Wenn einem Gesellschafter-Geschäftsführer einer GmbH oder Aktiengesellschaft die Sonntags-, Feiertags- oder Nachtarbeit gesondert vergütet wird, sind diese Vergütungen dann bei der Kapitalgesellschaft nicht als Betriebsausgaben abzugsfähig und führen beim Gesellschafter-Geschäftsführer zu zu versteuernden Einkünften, denn die Zuschläge an den Gesellschafter-Geschäftsführer stellen dann meistens eine verdeckte Gewinnausschüttung dar.

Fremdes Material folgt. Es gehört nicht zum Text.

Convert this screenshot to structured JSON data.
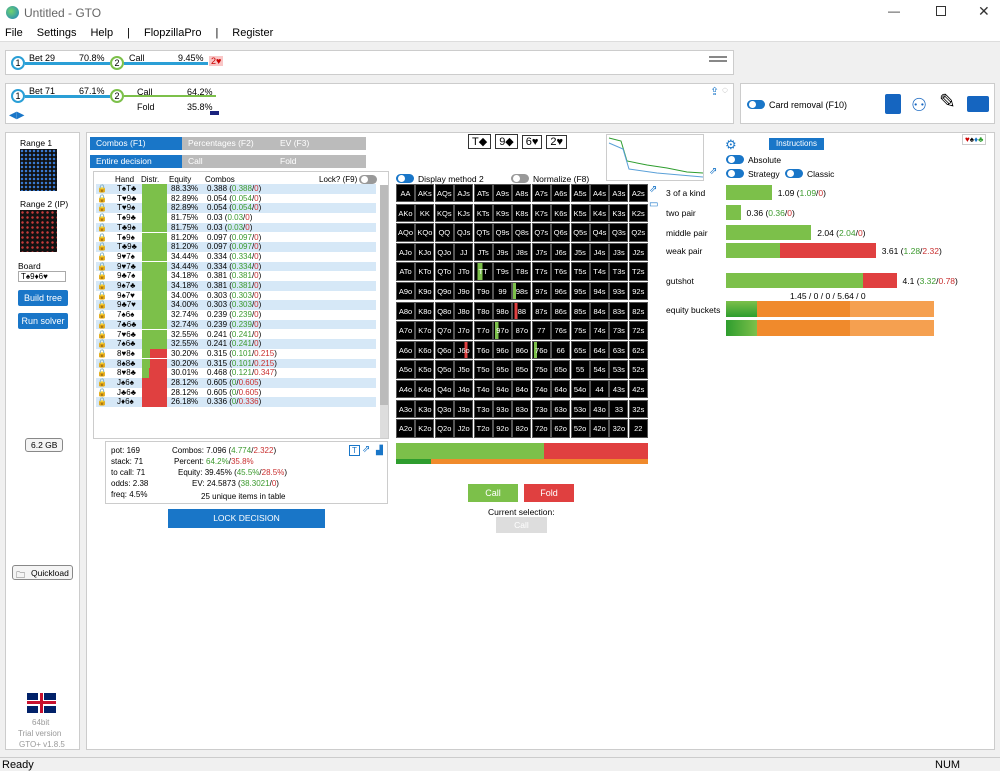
{
  "window": {
    "title": "Untitled - GTO"
  },
  "menu": [
    "File",
    "Settings",
    "Help",
    "|",
    "FlopzillaPro",
    "|",
    "Register"
  ],
  "tree1": {
    "n1": "1",
    "a1": "Bet 29",
    "p1": "70.8%",
    "n2": "2",
    "a2": "Call",
    "p2": "9.45%",
    "card": "2♥"
  },
  "tree2": {
    "n1": "1",
    "a1": "Bet 71",
    "p1": "67.1%",
    "n2": "2",
    "a2": "Call",
    "p2": "64.2%",
    "a3": "Fold",
    "p3": "35.8%"
  },
  "card_removal": "Card removal (F10)",
  "left": {
    "range1": "Range 1 (OOP)",
    "range2": "Range 2 (IP)",
    "board_label": "Board",
    "board": "T♠9♦6♥",
    "build": "Build tree",
    "run": "Run solver",
    "mem": "6.2 GB",
    "quickload": "Quickload",
    "bits": "64bit",
    "trial": "Trial version",
    "version": "GTO+ v1.8.5"
  },
  "tabs": {
    "combos": "Combos (F1)",
    "percentages": "Percentages (F2)",
    "ev": "EV (F3)",
    "entire": "Entire decision",
    "call": "Call",
    "fold": "Fold"
  },
  "board_cards": [
    "T◆",
    "9◆",
    "6♥",
    "2♥"
  ],
  "table": {
    "headers": [
      "Hand",
      "Distr.",
      "Equity",
      "Combos"
    ],
    "lock": "Lock? (F9)",
    "rows": [
      [
        "T♠T♣",
        "88.33%",
        "0.388",
        "0.388",
        "0"
      ],
      [
        "T♥9♣",
        "82.89%",
        "0.054",
        "0.054",
        "0"
      ],
      [
        "T♥9♠",
        "82.89%",
        "0.054",
        "0.054",
        "0"
      ],
      [
        "T♠9♣",
        "81.75%",
        "0.03",
        "0.03",
        "0"
      ],
      [
        "T♣9♠",
        "81.75%",
        "0.03",
        "0.03",
        "0"
      ],
      [
        "T♠9♠",
        "81.20%",
        "0.097",
        "0.097",
        "0"
      ],
      [
        "T♣9♣",
        "81.20%",
        "0.097",
        "0.097",
        "0"
      ],
      [
        "9♥7♠",
        "34.44%",
        "0.334",
        "0.334",
        "0"
      ],
      [
        "9♥7♣",
        "34.44%",
        "0.334",
        "0.334",
        "0"
      ],
      [
        "9♣7♠",
        "34.18%",
        "0.381",
        "0.381",
        "0"
      ],
      [
        "9♠7♣",
        "34.18%",
        "0.381",
        "0.381",
        "0"
      ],
      [
        "9♠7♥",
        "34.00%",
        "0.303",
        "0.303",
        "0"
      ],
      [
        "9♣7♥",
        "34.00%",
        "0.303",
        "0.303",
        "0"
      ],
      [
        "7♠6♠",
        "32.74%",
        "0.239",
        "0.239",
        "0"
      ],
      [
        "7♣6♣",
        "32.74%",
        "0.239",
        "0.239",
        "0"
      ],
      [
        "7♥6♣",
        "32.55%",
        "0.241",
        "0.241",
        "0"
      ],
      [
        "7♠6♣",
        "32.55%",
        "0.241",
        "0.241",
        "0"
      ],
      [
        "8♥8♠",
        "30.20%",
        "0.315",
        "0.101",
        "0.215"
      ],
      [
        "8♠8♣",
        "30.20%",
        "0.315",
        "0.101",
        "0.215"
      ],
      [
        "8♥8♣",
        "30.01%",
        "0.468",
        "0.121",
        "0.347"
      ],
      [
        "J♠6♠",
        "28.12%",
        "0.605",
        "0",
        "0.605"
      ],
      [
        "J♣6♣",
        "28.12%",
        "0.605",
        "0",
        "0.605"
      ],
      [
        "J♦6♠",
        "26.18%",
        "0.336",
        "0",
        "0.336"
      ]
    ]
  },
  "stats": {
    "pot": "pot: 169",
    "stack": "stack: 71",
    "to_call": "to call: 71",
    "odds": "odds: 2.38",
    "freq": "freq: 4.5%",
    "combos_l": "Combos:",
    "combos_v": "7.096",
    "combos_a": "4.774",
    "combos_b": "2.322",
    "percent_l": "Percent:",
    "percent_a": "64.2%",
    "percent_b": "35.8%",
    "equity_l": "Equity:",
    "equity_v": "39.45%",
    "equity_a": "45.5%",
    "equity_b": "28.5%",
    "ev_l": "EV:",
    "ev_v": "24.5873",
    "ev_a": "38.3021",
    "ev_b": "0",
    "unique": "25 unique items in table"
  },
  "lock_decision": "LOCK DECISION",
  "display_method": "Display method 2",
  "normalize": "Normalize (F8)",
  "grid": [
    [
      "AA",
      "AKs",
      "AQs",
      "AJs",
      "ATs",
      "A9s",
      "A8s",
      "A7s",
      "A6s",
      "A5s",
      "A4s",
      "A3s",
      "A2s"
    ],
    [
      "AKo",
      "KK",
      "KQs",
      "KJs",
      "KTs",
      "K9s",
      "K8s",
      "K7s",
      "K6s",
      "K5s",
      "K4s",
      "K3s",
      "K2s"
    ],
    [
      "AQo",
      "KQo",
      "QQ",
      "QJs",
      "QTs",
      "Q9s",
      "Q8s",
      "Q7s",
      "Q6s",
      "Q5s",
      "Q4s",
      "Q3s",
      "Q2s"
    ],
    [
      "AJo",
      "KJo",
      "QJo",
      "JJ",
      "JTs",
      "J9s",
      "J8s",
      "J7s",
      "J6s",
      "J5s",
      "J4s",
      "J3s",
      "J2s"
    ],
    [
      "ATo",
      "KTo",
      "QTo",
      "JTo",
      "TT",
      "T9s",
      "T8s",
      "T7s",
      "T6s",
      "T5s",
      "T4s",
      "T3s",
      "T2s"
    ],
    [
      "A9o",
      "K9o",
      "Q9o",
      "J9o",
      "T9o",
      "99",
      "98s",
      "97s",
      "96s",
      "95s",
      "94s",
      "93s",
      "92s"
    ],
    [
      "A8o",
      "K8o",
      "Q8o",
      "J8o",
      "T8o",
      "98o",
      "88",
      "87s",
      "86s",
      "85s",
      "84s",
      "83s",
      "82s"
    ],
    [
      "A7o",
      "K7o",
      "Q7o",
      "J7o",
      "T7o",
      "97o",
      "87o",
      "77",
      "76s",
      "75s",
      "74s",
      "73s",
      "72s"
    ],
    [
      "A6o",
      "K6o",
      "Q6o",
      "J6o",
      "T6o",
      "96o",
      "86o",
      "76o",
      "66",
      "65s",
      "64s",
      "63s",
      "62s"
    ],
    [
      "A5o",
      "K5o",
      "Q5o",
      "J5o",
      "T5o",
      "95o",
      "85o",
      "75o",
      "65o",
      "55",
      "54s",
      "53s",
      "52s"
    ],
    [
      "A4o",
      "K4o",
      "Q4o",
      "J4o",
      "T4o",
      "94o",
      "84o",
      "74o",
      "64o",
      "54o",
      "44",
      "43s",
      "42s"
    ],
    [
      "A3o",
      "K3o",
      "Q3o",
      "J3o",
      "T3o",
      "93o",
      "83o",
      "73o",
      "63o",
      "53o",
      "43o",
      "33",
      "32s"
    ],
    [
      "A2o",
      "K2o",
      "Q2o",
      "J2o",
      "T2o",
      "92o",
      "82o",
      "72o",
      "62o",
      "52o",
      "42o",
      "32o",
      "22"
    ]
  ],
  "actions": {
    "call": "Call",
    "fold": "Fold",
    "current": "Current selection:",
    "current_val": "Call"
  },
  "right": {
    "instructions": "Instructions",
    "absolute": "Absolute",
    "strategy": "Strategy",
    "classic": "Classic",
    "cats": [
      {
        "label": "3 of a kind",
        "v": "1.09",
        "a": "1.09",
        "b": "0",
        "call": 0.22,
        "fold": 0
      },
      {
        "label": "two pair",
        "v": "0.36",
        "a": "0.36",
        "b": "0",
        "call": 0.07,
        "fold": 0
      },
      {
        "label": "middle pair",
        "v": "2.04",
        "a": "2.04",
        "b": "0",
        "call": 0.41,
        "fold": 0
      },
      {
        "label": "weak pair",
        "v": "3.61",
        "a": "1.28",
        "b": "2.32",
        "call": 0.26,
        "fold": 0.46
      },
      {
        "label": "gutshot",
        "v": "4.1",
        "a": "3.32",
        "b": "0.78",
        "call": 0.66,
        "fold": 0.16
      }
    ],
    "buckets_line": "1.45 / 0 / 0 / 5.64 / 0",
    "buckets_label": "equity buckets"
  },
  "status": {
    "ready": "Ready",
    "num": "NUM"
  }
}
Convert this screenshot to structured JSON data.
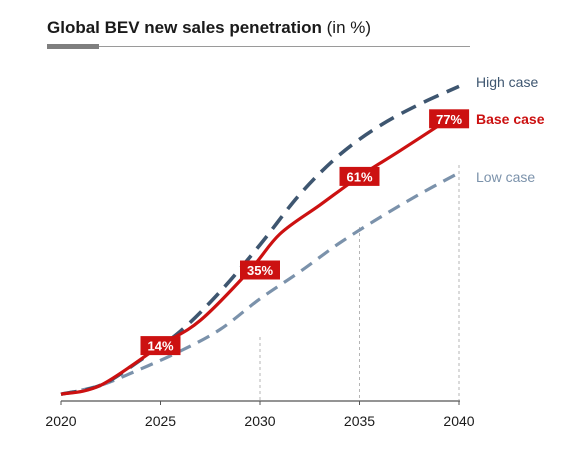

Eine Ausnahme besteht dann, wenn in der Firma ein weiterer Geschäftsführer angestellt ist, der – wie der Gesellschafter-Geschäftsführer selbst – für seine Mehrarbeit vergütet wird. Dann kann der Zuschlag des Gesellschafter-Geschäftsführers anders beurteilt werden. Zuschläge für die Mehrarbeit des Gesellschafter-Geschäftsführers sind dann nicht zu beanstanden. Allerdings muss dieser dem Finanzamt dann nachweisen, dass er tatsächlich in der Nacht oder an Feiertagen gearbeitet hat.